Question

A point source $ S $ is placed at the bottom of a transparent block of height $ 10mm $ and refractive index $ 2.72 $ . It is immersed in a lower refractive index liquid as shown in the figure. It is found that the light emerging from the block to the liquid forms a circular bright spot of diameter $ 11.54mm $ on the top of the block. The refractive index of the liquid is,

(A) $ 1.21 $
(B) $ 1.30 $
(C) $ 1.36 $
(D) $ 1.42 $

Answer 1

Hint The angle formed from the source to the bright spot will be the critical angle. This angle will be given by the tan of the angle which is the ratio of the height and the radius of the spot. From there we will get the sine of the angle. Using the value of the sine of the angle, we can find the refractive index of the liquid.

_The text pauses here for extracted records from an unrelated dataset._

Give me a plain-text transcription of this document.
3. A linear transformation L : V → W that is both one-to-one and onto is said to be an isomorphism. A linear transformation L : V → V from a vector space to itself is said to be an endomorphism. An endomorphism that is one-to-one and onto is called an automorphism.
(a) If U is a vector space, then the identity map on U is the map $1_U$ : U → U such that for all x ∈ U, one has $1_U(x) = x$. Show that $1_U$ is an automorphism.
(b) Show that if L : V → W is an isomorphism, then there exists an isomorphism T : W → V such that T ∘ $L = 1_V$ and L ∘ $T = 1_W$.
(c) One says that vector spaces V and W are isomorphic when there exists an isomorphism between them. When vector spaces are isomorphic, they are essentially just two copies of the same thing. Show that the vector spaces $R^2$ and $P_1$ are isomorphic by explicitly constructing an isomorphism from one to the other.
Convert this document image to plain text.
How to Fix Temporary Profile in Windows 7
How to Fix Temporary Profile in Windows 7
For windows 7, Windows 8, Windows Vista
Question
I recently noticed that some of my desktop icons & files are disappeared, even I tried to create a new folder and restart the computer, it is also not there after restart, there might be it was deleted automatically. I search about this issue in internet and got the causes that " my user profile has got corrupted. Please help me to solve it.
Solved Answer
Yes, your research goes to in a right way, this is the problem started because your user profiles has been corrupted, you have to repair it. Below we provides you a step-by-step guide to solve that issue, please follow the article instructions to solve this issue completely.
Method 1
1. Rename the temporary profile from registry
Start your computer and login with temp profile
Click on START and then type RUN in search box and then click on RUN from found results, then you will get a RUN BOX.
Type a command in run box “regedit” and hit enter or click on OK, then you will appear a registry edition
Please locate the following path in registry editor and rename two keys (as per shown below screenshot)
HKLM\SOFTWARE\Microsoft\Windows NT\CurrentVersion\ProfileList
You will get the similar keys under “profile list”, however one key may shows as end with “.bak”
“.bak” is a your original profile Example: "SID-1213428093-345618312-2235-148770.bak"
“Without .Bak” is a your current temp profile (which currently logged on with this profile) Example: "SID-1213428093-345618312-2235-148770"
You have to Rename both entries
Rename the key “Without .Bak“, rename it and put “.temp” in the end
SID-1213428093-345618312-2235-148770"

Formula Used: In this solution we will be using the following formula,
 $\Rightarrow \dfrac{{{n_2}}}{{{n_1}}} = \dfrac{{\sin {\theta _1}}}{{\sin {\theta _2}}} $
where $ {n_1},{n_2} $ is the refractive index of the first and the second medium respectively and $ {\theta _1},{\theta _2} $ are the angle of incidence and refraction respectively.

Complete step by step answer
To solve this problem, let us first draw the diagram of the source and the bright spot.

So the light from the source falls on the block to liquid interface at the critical angle. So the refracted ray becomes parallel to the surface. From the diagram, we take the radius of the bright spot as, $ \dfrac{{11.54}}{2}mm $
that is, $ 5.77mm $ . The height of the block is given as, $ 10mm $ . According to the diagram, the tan of the angle will be,
 $\Rightarrow \tan \theta = \dfrac{{5.77}}{{10}} $ . So we get the value as, $ \tan \theta = 0.577 $
On taking inverse on both the sides we get,
 $\Rightarrow \theta = 30^\circ $
So the sine of this angle will be,
 $\Rightarrow \sin 30^\circ = \dfrac{1}{2} $
Now, this angle is also the angle of incidence or the critical angle. Therefore the angle of refraction is $ 90^\circ $ . The first medium is the block having a refractive index of $ {n_1} = 2.72 $
Therefore, from Snell’s law, we have
 $\Rightarrow \dfrac{{{n_2}}}{{{n_1}}} = \dfrac{{\sin {\theta _1}}}{{\sin {\theta _2}}} $
So substituting the values we get
 $\Rightarrow \dfrac{{{n_2}}}{{2.72}} = \dfrac{{\sin 30}}{{\sin 90}} $ .
The value of $ \sin 90 $ is 1. So taking $ 2.72 $ to the RHS we get,
 $\Rightarrow {n_2} = \dfrac{1}{2} \times 2.72 $
On calculating we get
 $\Rightarrow {n_2} = 1.36 $
So the refractive index of the liquid is $ 1.36 $
Therefore, the correct answer is option C.

Note
Snell's law is used to describe the relationship between the angle of incidence and the angle of refraction for a ray that is crossing the boundary between 2 different isotropic mediums. It states that the ratio of the sine of the angle of incidence to the sine of the angle of refraction will be equal to the phase velocities in the two medium or reciprocal of the refractive indices of the two medium.